1. Department of Neurosurgery, Second Affiliated Hospital, School of Medicine, Zhejiang University, Hangzhou, China;
2. Department of Cardiology, Zhejiang Provincial People's Hospital, Hangzhou, China;
3. Clinical Research Center, Second Affiliated Hospital, School of Medicine, Zhejiang University, Hangzhou, China.
4. Department of Neurological Surgery, Weill Cornell Medical College, New York, New York, USA.
*These authors provided equal contribution to this work.

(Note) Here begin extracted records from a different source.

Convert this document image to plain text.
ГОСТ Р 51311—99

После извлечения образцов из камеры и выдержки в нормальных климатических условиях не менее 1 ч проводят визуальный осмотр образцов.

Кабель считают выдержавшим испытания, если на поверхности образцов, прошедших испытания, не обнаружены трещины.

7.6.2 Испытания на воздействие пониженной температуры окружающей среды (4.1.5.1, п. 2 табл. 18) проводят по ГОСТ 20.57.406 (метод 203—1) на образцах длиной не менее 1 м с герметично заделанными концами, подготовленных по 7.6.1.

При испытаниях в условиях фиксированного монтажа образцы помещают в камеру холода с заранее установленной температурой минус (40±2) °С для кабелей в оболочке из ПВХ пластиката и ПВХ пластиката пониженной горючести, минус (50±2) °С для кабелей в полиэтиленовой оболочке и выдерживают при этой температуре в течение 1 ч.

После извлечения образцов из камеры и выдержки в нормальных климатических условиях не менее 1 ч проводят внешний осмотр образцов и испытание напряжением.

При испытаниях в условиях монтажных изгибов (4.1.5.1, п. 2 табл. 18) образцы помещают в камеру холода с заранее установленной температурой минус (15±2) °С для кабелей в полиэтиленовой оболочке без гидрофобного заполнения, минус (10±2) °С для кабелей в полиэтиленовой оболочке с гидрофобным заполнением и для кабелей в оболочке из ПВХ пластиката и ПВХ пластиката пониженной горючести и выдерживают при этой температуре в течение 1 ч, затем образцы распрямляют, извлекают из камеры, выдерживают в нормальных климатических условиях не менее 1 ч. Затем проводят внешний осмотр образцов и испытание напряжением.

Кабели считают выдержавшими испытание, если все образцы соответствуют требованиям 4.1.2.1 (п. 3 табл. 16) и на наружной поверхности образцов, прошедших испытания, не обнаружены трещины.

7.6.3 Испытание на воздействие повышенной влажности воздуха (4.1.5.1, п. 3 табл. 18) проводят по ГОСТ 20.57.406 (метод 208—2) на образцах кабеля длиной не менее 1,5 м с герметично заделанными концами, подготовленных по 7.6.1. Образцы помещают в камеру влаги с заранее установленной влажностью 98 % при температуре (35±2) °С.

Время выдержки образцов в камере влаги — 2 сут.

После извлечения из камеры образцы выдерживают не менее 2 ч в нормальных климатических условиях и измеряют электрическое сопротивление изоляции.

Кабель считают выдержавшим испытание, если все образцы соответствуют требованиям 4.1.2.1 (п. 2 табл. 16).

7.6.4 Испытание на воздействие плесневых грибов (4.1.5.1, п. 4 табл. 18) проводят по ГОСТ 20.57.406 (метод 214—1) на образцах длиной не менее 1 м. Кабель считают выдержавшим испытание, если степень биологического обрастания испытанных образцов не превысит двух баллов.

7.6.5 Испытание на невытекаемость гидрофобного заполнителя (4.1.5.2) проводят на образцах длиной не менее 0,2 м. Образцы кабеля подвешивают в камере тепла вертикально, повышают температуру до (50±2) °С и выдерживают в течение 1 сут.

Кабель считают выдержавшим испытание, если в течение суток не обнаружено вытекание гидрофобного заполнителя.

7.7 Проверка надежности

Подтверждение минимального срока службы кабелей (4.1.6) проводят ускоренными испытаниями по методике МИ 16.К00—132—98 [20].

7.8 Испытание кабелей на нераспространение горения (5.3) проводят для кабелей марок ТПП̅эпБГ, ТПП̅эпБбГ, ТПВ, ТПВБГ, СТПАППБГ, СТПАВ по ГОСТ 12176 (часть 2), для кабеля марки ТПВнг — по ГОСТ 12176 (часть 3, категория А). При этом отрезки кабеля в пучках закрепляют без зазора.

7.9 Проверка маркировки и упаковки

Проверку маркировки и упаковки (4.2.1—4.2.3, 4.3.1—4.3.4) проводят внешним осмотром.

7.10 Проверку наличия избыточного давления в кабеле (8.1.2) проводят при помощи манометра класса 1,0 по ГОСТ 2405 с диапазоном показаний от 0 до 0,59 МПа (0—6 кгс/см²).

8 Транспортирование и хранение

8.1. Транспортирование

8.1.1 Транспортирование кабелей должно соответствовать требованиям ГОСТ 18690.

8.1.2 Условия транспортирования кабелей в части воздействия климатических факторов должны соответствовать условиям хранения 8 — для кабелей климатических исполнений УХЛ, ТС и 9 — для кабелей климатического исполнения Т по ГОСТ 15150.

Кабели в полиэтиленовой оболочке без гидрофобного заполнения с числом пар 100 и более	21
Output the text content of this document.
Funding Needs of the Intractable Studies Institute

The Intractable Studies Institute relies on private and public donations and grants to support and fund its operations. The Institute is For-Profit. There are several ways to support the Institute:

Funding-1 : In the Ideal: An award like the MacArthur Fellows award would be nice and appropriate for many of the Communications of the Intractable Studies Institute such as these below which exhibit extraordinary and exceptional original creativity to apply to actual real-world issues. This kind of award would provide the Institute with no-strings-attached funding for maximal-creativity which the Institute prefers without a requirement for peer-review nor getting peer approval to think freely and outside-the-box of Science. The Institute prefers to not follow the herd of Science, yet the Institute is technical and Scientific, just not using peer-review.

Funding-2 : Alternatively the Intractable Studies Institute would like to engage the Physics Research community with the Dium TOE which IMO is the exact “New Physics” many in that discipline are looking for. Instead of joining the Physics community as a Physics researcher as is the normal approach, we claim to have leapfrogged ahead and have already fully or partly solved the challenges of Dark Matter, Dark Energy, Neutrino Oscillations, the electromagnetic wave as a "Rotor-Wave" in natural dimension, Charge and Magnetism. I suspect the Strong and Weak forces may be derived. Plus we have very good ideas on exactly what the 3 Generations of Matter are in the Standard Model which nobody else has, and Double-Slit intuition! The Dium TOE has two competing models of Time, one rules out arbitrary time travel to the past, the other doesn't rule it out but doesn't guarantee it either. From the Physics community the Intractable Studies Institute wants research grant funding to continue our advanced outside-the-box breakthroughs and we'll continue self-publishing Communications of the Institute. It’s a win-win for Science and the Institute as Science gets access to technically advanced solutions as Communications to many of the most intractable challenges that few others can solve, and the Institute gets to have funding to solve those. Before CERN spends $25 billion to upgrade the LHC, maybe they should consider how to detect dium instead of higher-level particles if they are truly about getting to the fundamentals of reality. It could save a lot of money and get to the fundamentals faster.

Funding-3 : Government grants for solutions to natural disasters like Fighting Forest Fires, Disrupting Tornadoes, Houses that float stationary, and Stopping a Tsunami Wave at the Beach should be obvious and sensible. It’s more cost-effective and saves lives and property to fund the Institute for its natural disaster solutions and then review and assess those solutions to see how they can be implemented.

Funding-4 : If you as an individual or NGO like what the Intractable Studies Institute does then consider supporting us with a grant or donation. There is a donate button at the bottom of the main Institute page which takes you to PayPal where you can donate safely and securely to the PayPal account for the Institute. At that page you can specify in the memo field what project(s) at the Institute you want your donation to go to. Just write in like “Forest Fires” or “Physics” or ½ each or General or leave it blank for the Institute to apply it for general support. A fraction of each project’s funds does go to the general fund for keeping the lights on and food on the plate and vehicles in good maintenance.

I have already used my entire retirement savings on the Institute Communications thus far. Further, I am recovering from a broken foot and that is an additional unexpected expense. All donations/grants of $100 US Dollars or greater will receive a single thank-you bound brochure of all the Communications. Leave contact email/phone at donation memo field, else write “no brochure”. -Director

Autophagy and apoptosis are two important catabolic processes contributing to the maintenance of cellular and tissue homeostasis. Autophagy controls the turnover of protein aggregates and damaged organelles within cells, while apoptosis is the principal mechanism by which unwanted cells are dismantled and eliminated from organisms. Despite marked differences between these two pathways, they are highly interconnected in determining the fate of cells. Intriguingly, caspases, the primary drivers of apoptotic cell death, play a critical role in mediating the complex crosstalk between autophagy and apoptosis. Pro-apoptotic signals can converge to activate caspases to execute apoptotic cell death. In addition, activated caspases can degrade autophagy proteins (i.e., Beclin-1, Atg5, and Atg7) to shut down the autophagic response. Moreover, caspases can convert pro-autophagic proteins into pro-apoptotic proteints to trigger apoptotic cell death instead. It is clear that caspases are important in both apoptosis and autophagy, thus a detailed deciphering of the role of caspases in these two processes is still required to clarify the functional relationship between them. In this article, we provide a current overview of caspases in its interplay between autophagy and apoptosis. We emphasized that defining the role of caspases in autophagy-apoptosis crosstalk will provide a framework for more precise manipulation of these two processes during cell death.
Keywords: autophagy, apoptosis, caspases, Atg proteins, crosstalk, cell death.